What is a Monte Carlo Simulation

The future is inherently uncertain. When thinking about our future goals, we need to consider what the chances of meeting those goals are. To do that, we introduce the Asset Score.

👤 Who

All users that are utilising Strategy Builder for modelling. 



ℹ️ Mapping the Future

iff thinks about the future as possibilities. Lots of different possible future worlds. To do this we use a technique called the Monte Carlo simulation. This technique allows us to account for the likelihood that our estimates of the future are only that – guesses. Some we have higher levels of confidence in, and some are extremely vague. This is especially true when it comes to estimating the likely returns for investments.
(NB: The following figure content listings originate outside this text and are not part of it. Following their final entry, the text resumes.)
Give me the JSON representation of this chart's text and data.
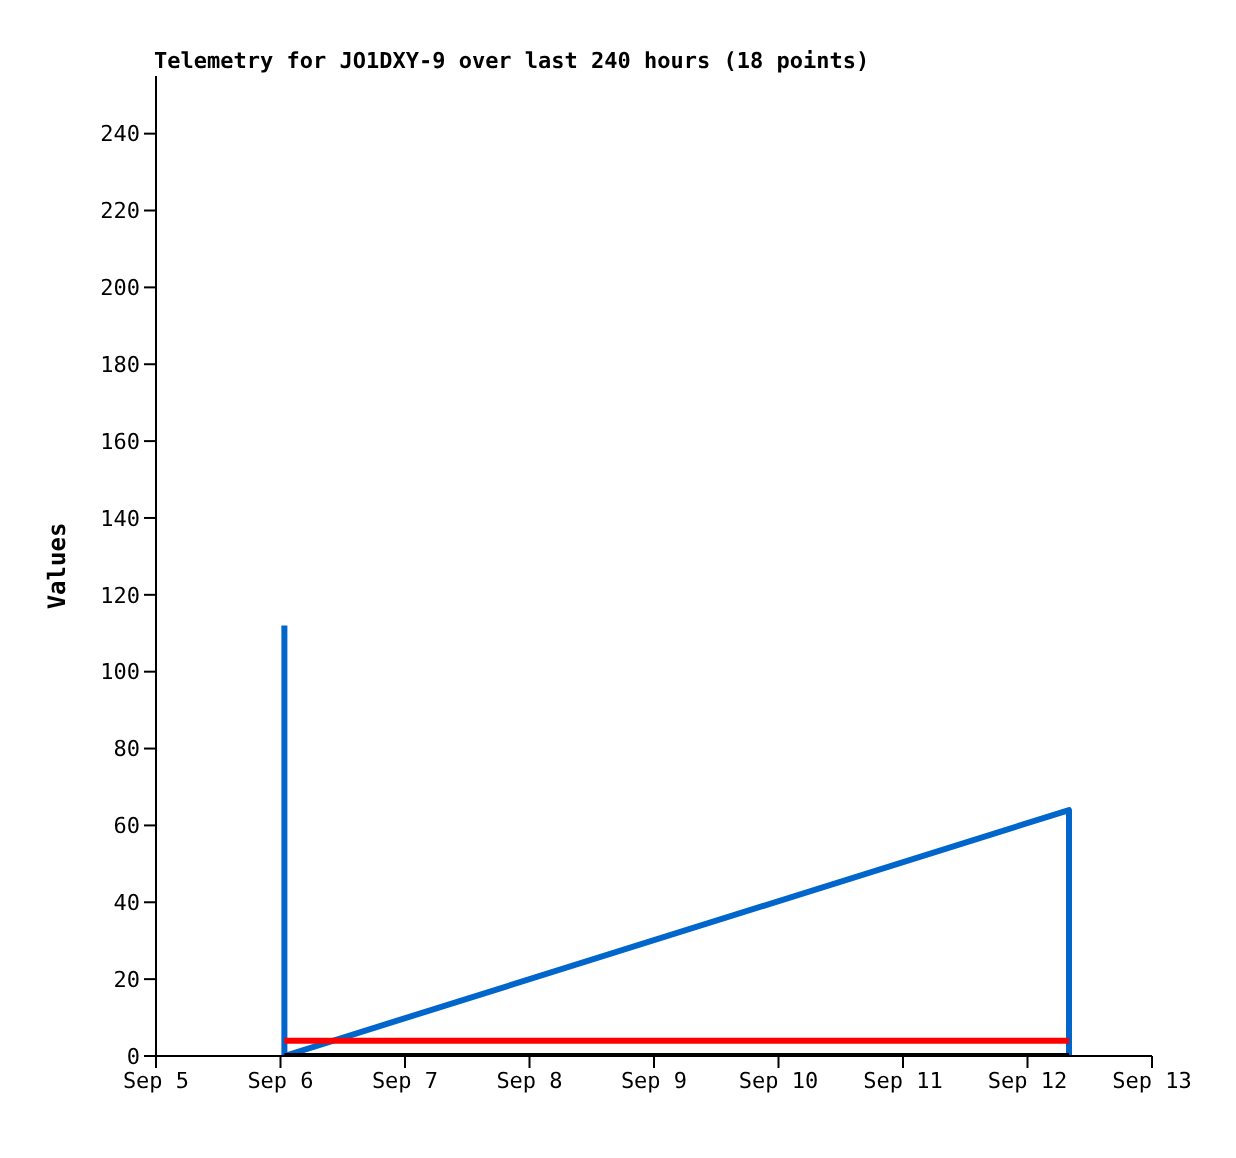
{
  "chart_data": {
    "type": "line",
    "title": "Telemetry for JO1DXY-9 over last 240 hours (18 points)",
    "ylabel": "Values",
    "series": [
      {
        "color": "#0066cc",
        "x": [
          "--09-06T00:45",
          "--09-06T00:45",
          "--09-12T08:00",
          "--09-12T08:00"
        ],
        "values": [
          112,
          0,
          64,
          0
        ]
      },
      {
        "color": "#ff0000",
        "x": [
          "--09-06T00:45",
          "--09-12T08:00"
        ],
        "values": [
          4,
          4
        ]
      },
      {
        "color": "#000000",
        "x": [
          "--09-06T00:45",
          "--09-12T08:00"
        ],
        "values": [
          0,
          0
        ]
      }
    ],
    "xlim": [
      "--09-05",
      "--09-13"
    ],
    "xticks": [
      {
        "value": "--09-05",
        "label": "Sep 5"
      },
      {
        "value": "--09-06",
        "label": "Sep 6"
      },
      {
        "value": "--09-07",
        "label": "Sep 7"
      },
      {
        "value": "--09-08",
        "label": "Sep 8"
      },
      {
        "value": "--09-09",
        "label": "Sep 9"
      },
      {
        "value": "--09-10",
        "label": "Sep 10"
      },
      {
        "value": "--09-11",
        "label": "Sep 11"
      },
      {
        "value": "--09-12",
        "label": "Sep 12"
      },
      {
        "value": "--09-13",
        "label": "Sep 13"
      }
    ],
    "ylim": [
      0,
      255
    ],
    "yticks": [
      0,
      20,
      40,
      60,
      80,
      100,
      120,
      140,
      160,
      180,
      200,
      220,
      240
    ],
    "grid": false,
    "legend": false,
    "marker": "none",
    "line_style": "solid"
  }
}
As an example, consider how the future may play out for Australian Equities. We can start by assuming that the average annual return over the next 10 years will be 7% per annum. Given the historic variability of Australian Equities, the chart below shows future paths that are consistent with that 7%pa return. From a worst-case outcome of -6.9%pa to a best-case outcome of 21.3%pa.

This range of outcomes reflects our confidence in the expected return of 7% - i.e. not very high. While we believe the most likely outcome is 7% return per annum, out of 100 future possible paths, only 25 produce annual returns between 5%pa and 9%pa. 
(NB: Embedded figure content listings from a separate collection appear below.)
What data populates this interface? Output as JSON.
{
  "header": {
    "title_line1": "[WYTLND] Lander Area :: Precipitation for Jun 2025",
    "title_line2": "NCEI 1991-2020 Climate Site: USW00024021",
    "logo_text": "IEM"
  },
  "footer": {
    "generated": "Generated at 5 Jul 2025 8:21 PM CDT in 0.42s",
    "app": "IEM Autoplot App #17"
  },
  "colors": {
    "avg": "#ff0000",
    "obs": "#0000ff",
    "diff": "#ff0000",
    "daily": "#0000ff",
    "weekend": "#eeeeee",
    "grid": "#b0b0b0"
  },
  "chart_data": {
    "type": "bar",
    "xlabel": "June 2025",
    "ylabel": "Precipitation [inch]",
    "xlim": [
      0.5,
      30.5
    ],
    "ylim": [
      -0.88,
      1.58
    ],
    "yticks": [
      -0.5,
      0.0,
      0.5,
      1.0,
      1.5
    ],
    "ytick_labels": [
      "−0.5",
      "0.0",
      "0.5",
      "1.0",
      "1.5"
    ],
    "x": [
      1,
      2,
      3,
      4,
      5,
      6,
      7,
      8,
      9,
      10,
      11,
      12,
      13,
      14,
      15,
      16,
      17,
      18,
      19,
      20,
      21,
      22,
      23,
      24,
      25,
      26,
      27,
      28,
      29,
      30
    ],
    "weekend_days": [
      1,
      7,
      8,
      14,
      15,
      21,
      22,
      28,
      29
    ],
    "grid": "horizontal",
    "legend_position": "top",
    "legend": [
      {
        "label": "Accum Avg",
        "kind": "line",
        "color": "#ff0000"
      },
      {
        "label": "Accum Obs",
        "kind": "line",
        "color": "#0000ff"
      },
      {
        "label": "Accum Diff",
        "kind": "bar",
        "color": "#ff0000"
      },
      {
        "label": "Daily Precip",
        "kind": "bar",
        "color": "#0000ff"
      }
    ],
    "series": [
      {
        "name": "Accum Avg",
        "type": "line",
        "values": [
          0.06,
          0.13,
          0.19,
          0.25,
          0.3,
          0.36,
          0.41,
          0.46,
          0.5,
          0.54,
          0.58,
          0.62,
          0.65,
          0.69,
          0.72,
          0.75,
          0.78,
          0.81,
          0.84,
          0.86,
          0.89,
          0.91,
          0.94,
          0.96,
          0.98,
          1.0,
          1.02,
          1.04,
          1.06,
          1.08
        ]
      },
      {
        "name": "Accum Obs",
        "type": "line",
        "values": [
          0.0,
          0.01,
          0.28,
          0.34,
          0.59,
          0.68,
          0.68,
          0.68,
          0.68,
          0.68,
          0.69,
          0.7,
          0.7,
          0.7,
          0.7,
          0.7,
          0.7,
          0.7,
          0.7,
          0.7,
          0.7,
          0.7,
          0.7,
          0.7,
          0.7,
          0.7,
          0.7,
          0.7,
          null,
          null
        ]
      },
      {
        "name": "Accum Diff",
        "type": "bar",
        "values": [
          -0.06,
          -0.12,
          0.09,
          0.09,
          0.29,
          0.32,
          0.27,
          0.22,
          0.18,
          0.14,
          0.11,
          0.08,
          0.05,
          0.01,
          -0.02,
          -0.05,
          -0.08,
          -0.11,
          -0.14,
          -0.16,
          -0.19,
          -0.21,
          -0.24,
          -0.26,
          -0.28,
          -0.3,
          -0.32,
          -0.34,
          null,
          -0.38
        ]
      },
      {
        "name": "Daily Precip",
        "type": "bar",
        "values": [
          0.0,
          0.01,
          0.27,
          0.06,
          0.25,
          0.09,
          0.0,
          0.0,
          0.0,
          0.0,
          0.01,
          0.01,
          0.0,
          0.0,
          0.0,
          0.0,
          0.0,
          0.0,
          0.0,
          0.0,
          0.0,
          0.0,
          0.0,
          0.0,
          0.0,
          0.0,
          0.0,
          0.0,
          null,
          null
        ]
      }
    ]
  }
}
That leaves 75% of the outcomes more than 2%pa away from our most likely result.

This approach can be extended to all investment opportunities (including residential property) as well as to the potential paths of inflation. This allows us to model future wealth (and income) across lots of different potential future outcomes, allowing for the fact our expectations of the future are less than perfect. Building portfolios that utilise diversification is an important way to reduce uncertainty about the future. Combining two assets that behave differently (like bonds and equities), reduces the range of potential future paths.